Die Sojamilch kommt nun in den vorgeheizten Kesel und wird erhitzt, bis sie kocht, dann wird sie in einen großen Tontopf abgelassen. Der Tofumacher betont, dass sie keinerlei Chemikalien zum Andicken verwenden, lediglich Salz wird zugegeben und die angegorenen Reste der „Molke“ von den Vortagen. fast augenblicklich verdickt sich unter ständigen Rühren die Masse. Auf einer langen Holzbank werden jetzt die Tofukästen vorbereitet. dabei hilft die ganze Familie, also die Frau und die Tochter und der 8jährige Sohn. Tücher werden eingelegt und der noch heiße, dampfende Tofu wird eingefüllt und in die Tücher eingeschlagen und dann wird die Packung mit einem Gewicht beschwert. Noch zwei oder dreimal wird nachgefüllt und weiter gepresst und dann ist der Tofu fertig und auch schon die ersten Leute vom Dorf kommen und holen den frischen, immer noch warmen Tofu ab.
Chung und ich haben bisher nur von der Sojamilch gekostet, sehr warm und sehr reich und dicker, als das was industriell angeboten wird und wesentlich runder im Geschmack ist das Getränk. Und auf den Tofu bin ich gespannt, wir bekommen drei große Stücke eingepackt und ziehen wieder zum haus des Schnapsbrenners, dessen frau hat eine dicke Sojasauce angerührt, die als Dipp gereicht wird, der Tofu wird geschnitten, gedippt und gegessen. Super lecker, aber in Deutschland schlecht nachzuahmen, denn der Sojabohnenquark ist bei und niemals so frisch zu bekommen. Auch macht sich geschmacklich bemerkbar, dass keine Chemikalien zugesetzt werden, die Struktur des Quarks ist feiner und softer und es fehlt der leicht säuerliche Nebengeschgmack unseres Berliner Tofus.

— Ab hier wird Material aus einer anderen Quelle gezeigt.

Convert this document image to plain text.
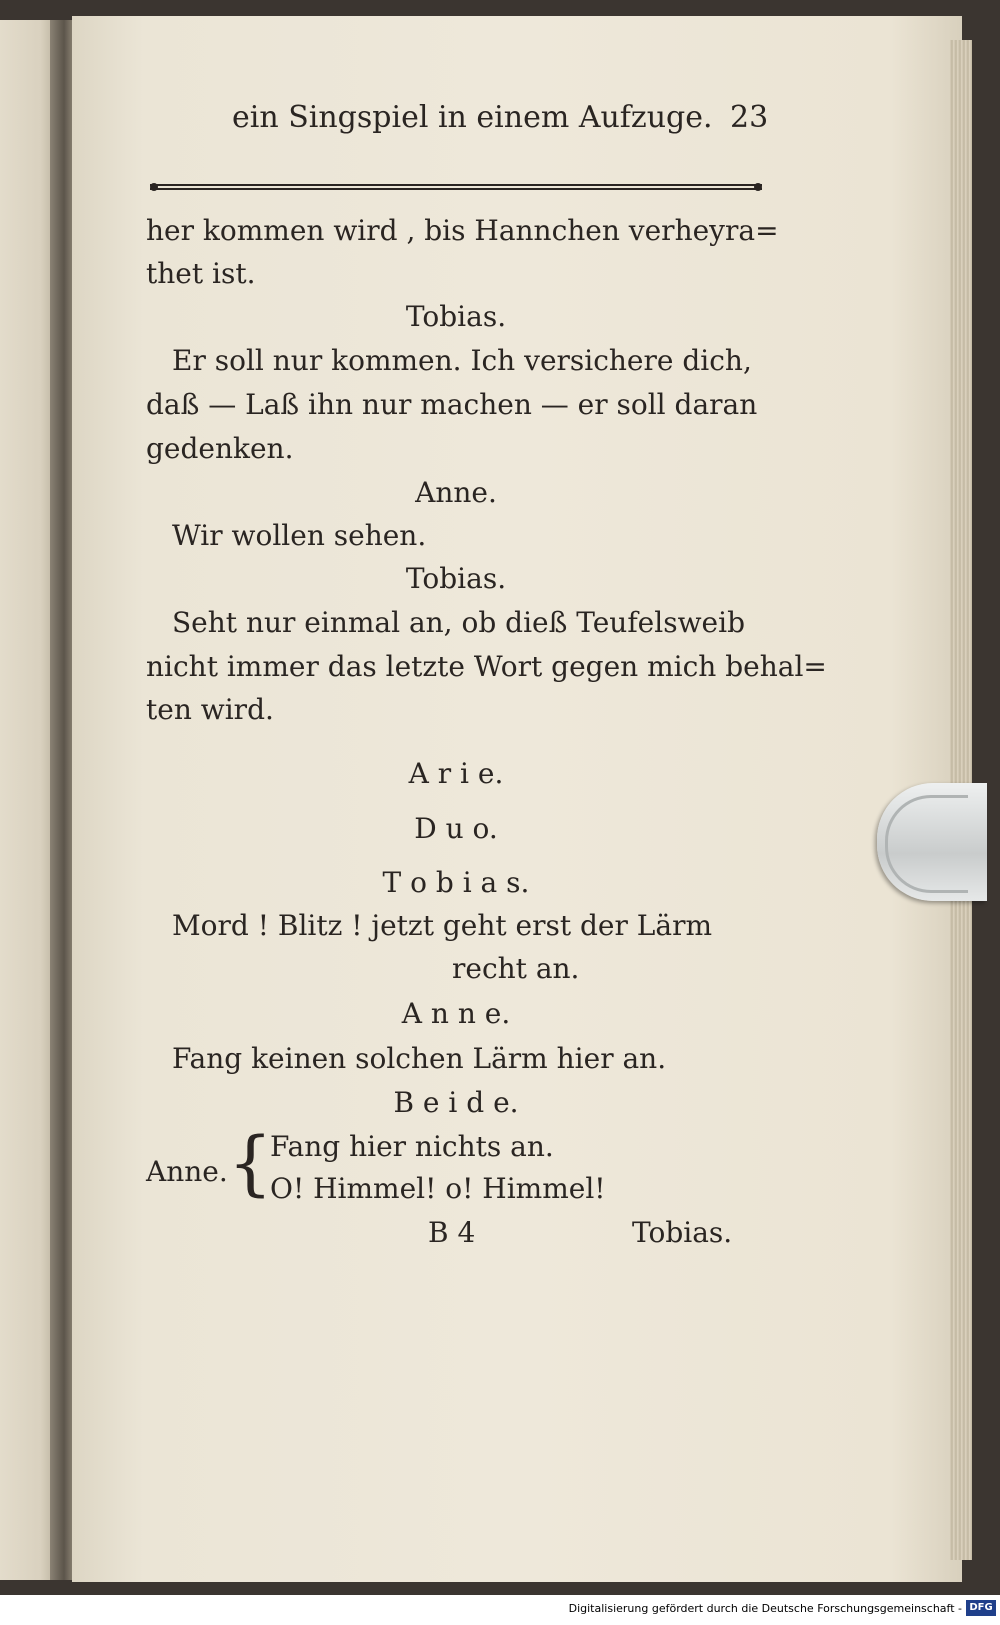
ein Singspiel in einem Aufzuge. 23
her kommen wird , bis Hannchen verheyra=
thet ist.
Tobias.
Er soll nur kommen. Ich versichere dich,
daß — Laß ihn nur machen — er soll daran
gedenken.
Anne.
Wir wollen sehen.
Tobias.
Seht nur einmal an, ob dieß Teufelsweib
nicht immer das letzte Wort gegen mich behal=
ten wird.
A r i e.
D u o.
T o b i a s.
Mord ! Blitz ! jetzt geht erst der Lärm
recht an.
A n n e.
Fang keinen solchen Lärm hier an.
B e i d e.
Anne. {
Fang hier nichts an.
O! Himmel! o! Himmel!
B 4	Tobias.
Digitalisierung gefördert durch die Deutsche Forschungsgemeinschaft - DFG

Auch interessant ist, dass das Salz erst nach Beendigung des Kochprozesses zugesetzt wird und vorher keine Abschöpfung der Tofuhaut vorgenommen wird. Das verkürzt natürlich nicht nur die Zeit des gesamten Prozesses, auch dürfte der Tofu wesentlich gehaltvoller sein. Ich bin begeistert über unser Erlebnis und der Schnapsbrenner freut sich besuch zu haben. Auch sein Reisschnaps ist nicht schlecht und wir spülen nach dem Essen noch ordentlich nach. Leicht angeheitert verabschieden wir uns von beiden Familien, vielleicht nehme ich die Tofumanufaktur in meine Tourenprogramm auf mit Übernachtung im Haus des Schnapsbrenners, zweifellos ein Erlebnis, aber nicht unbedingt ein guter Auftakt für eine harte Radtour.
Rückwärts im Bus werden wir ordentlich müde, auch wenn wir den ganzen Tag nur zugesehen haben, aber vielleicht lag das ja auch am Reisschnaps. Dann gab es da allerdings noch das Gerücht, dass Tofu der Manneskraft nicht unbedingt zuträglich sei, ich habe mich bereitwillig geopfert dieses zu wiederlegen und getestet und konnte keinerlei negative Auswirkungen nach dem Verspeisen von fast einem Kilo Tofu und einem halben Liter Sojamilch verspüren, eher wäre ich geneigt, das Gegenteil zu behaupten!